God, he is adorable.

He laughs lightly and looks at me. I can tell by the intensity in his eyes what he is about to say is important.

He puts his hand on my knee and leans toward me. “Seriously, you are kinda special to me.” Then, he adds sneakily, “Now, speaking of Spin the Bottle, should I start?”

“Would you really kiss me, Phillip?” I ask, scrunching up my nose.

“I think I might be able to be persuaded.” He grins, grabs my arm, and throws it up over his shoulder. “Wanna try to persuade me?”

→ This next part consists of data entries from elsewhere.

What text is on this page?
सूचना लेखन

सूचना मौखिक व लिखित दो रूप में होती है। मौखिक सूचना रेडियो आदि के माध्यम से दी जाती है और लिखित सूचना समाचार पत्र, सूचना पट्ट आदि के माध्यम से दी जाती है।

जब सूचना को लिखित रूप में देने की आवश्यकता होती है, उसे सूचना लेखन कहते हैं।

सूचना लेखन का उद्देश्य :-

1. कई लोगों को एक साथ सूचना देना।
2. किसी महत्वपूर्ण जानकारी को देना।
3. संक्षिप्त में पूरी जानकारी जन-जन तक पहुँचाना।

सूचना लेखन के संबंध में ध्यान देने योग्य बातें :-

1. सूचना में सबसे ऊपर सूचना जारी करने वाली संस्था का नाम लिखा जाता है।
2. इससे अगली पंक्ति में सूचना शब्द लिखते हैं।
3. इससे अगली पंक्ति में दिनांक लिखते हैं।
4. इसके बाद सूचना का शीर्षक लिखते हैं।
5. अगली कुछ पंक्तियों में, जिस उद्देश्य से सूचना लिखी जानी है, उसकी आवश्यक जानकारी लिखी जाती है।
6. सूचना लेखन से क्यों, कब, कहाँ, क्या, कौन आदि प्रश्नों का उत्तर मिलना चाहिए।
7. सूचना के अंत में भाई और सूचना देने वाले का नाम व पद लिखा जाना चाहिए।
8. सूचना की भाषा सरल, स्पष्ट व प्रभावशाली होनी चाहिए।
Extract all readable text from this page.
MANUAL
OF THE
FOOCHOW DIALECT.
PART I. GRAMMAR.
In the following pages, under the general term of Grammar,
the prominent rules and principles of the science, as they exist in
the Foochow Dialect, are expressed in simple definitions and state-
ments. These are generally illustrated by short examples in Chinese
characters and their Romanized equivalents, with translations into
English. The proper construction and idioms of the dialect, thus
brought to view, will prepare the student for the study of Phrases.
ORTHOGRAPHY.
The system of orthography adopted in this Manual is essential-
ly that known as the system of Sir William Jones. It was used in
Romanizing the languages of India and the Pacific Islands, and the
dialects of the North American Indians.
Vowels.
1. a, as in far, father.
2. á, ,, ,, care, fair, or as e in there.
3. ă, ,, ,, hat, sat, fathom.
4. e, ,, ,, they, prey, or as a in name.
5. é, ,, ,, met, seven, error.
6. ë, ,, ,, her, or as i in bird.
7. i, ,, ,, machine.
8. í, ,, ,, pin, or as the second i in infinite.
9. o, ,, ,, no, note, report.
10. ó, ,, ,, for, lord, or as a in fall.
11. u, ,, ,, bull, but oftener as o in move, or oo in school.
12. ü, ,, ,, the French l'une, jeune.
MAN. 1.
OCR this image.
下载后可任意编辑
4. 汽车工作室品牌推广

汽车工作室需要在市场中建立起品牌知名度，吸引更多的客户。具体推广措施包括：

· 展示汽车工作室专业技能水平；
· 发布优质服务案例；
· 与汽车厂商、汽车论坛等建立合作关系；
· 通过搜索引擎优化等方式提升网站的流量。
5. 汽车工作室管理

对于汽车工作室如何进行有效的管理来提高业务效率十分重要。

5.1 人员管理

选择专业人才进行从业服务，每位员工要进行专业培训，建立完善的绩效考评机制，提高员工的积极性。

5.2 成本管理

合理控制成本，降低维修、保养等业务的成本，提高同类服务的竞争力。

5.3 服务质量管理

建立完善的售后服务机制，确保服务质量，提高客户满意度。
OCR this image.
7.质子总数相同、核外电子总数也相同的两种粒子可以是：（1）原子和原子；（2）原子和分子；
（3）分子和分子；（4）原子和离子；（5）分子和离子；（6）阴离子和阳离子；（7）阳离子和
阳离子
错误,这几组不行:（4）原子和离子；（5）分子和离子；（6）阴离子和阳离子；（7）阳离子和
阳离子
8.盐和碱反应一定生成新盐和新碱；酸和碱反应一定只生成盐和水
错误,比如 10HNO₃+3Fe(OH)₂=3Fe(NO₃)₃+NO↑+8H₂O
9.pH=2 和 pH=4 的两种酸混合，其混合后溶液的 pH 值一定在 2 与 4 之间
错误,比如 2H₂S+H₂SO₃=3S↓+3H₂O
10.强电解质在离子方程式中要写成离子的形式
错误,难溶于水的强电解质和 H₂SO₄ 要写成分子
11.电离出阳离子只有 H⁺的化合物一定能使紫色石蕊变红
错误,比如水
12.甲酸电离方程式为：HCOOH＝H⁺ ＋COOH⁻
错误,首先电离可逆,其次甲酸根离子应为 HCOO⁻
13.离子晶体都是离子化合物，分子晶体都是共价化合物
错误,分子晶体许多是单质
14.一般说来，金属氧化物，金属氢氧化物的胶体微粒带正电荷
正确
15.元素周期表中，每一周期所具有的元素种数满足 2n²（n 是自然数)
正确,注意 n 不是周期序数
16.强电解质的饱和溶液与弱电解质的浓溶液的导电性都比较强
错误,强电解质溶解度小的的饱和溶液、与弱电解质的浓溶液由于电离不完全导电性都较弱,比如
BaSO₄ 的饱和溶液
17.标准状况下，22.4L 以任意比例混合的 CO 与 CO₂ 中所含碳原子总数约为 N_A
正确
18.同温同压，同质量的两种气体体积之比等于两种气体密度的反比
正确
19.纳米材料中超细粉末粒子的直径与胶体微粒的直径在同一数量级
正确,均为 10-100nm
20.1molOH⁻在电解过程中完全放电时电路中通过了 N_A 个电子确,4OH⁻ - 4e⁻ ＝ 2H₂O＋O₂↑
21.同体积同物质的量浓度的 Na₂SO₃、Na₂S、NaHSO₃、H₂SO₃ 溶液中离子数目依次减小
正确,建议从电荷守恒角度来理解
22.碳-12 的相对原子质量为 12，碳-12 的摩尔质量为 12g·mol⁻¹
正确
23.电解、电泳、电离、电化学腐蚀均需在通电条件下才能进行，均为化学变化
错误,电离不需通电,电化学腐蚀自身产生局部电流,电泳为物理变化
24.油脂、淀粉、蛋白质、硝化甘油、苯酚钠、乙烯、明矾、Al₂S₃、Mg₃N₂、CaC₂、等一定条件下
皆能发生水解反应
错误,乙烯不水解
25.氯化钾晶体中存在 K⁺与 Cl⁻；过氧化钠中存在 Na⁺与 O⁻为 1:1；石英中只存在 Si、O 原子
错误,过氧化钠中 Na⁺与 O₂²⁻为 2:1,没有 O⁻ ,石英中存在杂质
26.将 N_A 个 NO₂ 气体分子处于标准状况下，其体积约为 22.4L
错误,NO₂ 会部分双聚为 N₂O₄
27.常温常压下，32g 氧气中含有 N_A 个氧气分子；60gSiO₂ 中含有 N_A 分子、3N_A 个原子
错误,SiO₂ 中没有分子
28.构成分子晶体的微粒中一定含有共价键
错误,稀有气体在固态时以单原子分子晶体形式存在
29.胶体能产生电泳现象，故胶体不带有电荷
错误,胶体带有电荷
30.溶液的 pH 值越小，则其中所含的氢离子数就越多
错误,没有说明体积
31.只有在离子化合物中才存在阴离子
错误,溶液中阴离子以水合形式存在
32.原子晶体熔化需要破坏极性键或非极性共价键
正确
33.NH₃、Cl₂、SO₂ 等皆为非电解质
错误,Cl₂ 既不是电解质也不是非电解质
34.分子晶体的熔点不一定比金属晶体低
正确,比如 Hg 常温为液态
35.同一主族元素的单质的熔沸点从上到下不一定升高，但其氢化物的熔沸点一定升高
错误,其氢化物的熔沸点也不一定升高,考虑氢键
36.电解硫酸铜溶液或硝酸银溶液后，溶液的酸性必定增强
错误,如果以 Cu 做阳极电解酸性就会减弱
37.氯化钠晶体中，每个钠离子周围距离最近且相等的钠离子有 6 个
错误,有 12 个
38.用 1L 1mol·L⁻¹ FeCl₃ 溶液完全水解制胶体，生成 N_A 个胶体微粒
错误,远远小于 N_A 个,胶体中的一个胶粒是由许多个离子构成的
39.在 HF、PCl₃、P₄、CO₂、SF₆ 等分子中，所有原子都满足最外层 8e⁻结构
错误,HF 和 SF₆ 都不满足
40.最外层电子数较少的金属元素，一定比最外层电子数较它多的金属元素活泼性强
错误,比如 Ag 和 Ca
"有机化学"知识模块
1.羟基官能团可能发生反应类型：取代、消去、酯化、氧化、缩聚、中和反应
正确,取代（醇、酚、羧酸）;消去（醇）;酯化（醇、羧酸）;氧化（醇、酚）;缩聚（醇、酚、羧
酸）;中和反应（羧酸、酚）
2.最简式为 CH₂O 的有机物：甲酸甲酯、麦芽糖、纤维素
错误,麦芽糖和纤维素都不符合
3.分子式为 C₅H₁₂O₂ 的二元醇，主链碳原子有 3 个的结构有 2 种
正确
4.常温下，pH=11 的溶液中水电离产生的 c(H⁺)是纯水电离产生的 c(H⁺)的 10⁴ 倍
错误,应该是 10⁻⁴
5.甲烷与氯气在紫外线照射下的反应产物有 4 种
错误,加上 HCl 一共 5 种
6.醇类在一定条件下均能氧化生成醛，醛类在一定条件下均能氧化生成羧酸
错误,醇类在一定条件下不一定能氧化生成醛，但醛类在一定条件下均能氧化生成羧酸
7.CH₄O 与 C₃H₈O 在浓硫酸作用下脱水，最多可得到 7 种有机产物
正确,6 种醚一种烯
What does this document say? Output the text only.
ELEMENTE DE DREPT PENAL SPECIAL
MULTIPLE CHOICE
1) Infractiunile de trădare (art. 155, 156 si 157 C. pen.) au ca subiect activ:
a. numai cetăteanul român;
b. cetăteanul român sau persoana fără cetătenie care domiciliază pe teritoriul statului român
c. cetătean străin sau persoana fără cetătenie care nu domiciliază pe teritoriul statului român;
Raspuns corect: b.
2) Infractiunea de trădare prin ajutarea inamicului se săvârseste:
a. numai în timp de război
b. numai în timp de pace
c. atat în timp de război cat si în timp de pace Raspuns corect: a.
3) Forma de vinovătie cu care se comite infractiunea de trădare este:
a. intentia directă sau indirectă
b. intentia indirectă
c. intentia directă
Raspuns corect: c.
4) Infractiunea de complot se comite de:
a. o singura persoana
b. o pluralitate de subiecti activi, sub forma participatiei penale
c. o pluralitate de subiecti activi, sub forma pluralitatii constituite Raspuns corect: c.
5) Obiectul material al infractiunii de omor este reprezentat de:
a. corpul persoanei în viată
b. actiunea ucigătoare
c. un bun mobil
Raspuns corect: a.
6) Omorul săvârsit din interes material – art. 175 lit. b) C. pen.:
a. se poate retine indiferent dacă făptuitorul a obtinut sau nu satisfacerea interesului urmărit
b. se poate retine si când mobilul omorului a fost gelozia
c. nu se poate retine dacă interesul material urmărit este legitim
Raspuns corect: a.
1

My face is so close to his. I could easily start kissing him. I’d only have to lean forward just a bit.

“No. I mean, really? What if we kissed and then we dated and then you got mad at me and ended up hating me like most of my other boyfriends? I couldn’t stand to lose my best friend. I’m going to bed,” I decide suddenly, getting up off the couch and walking quickly toward my room.

“So, you want to play the game in there, huh?” Phillip asks with laughter in his voice as he nods his head toward my bedroom.

“No!”

Then, I hear him chuckling behind me, and it makes me mad because that boy knows all too well how to get under my skin.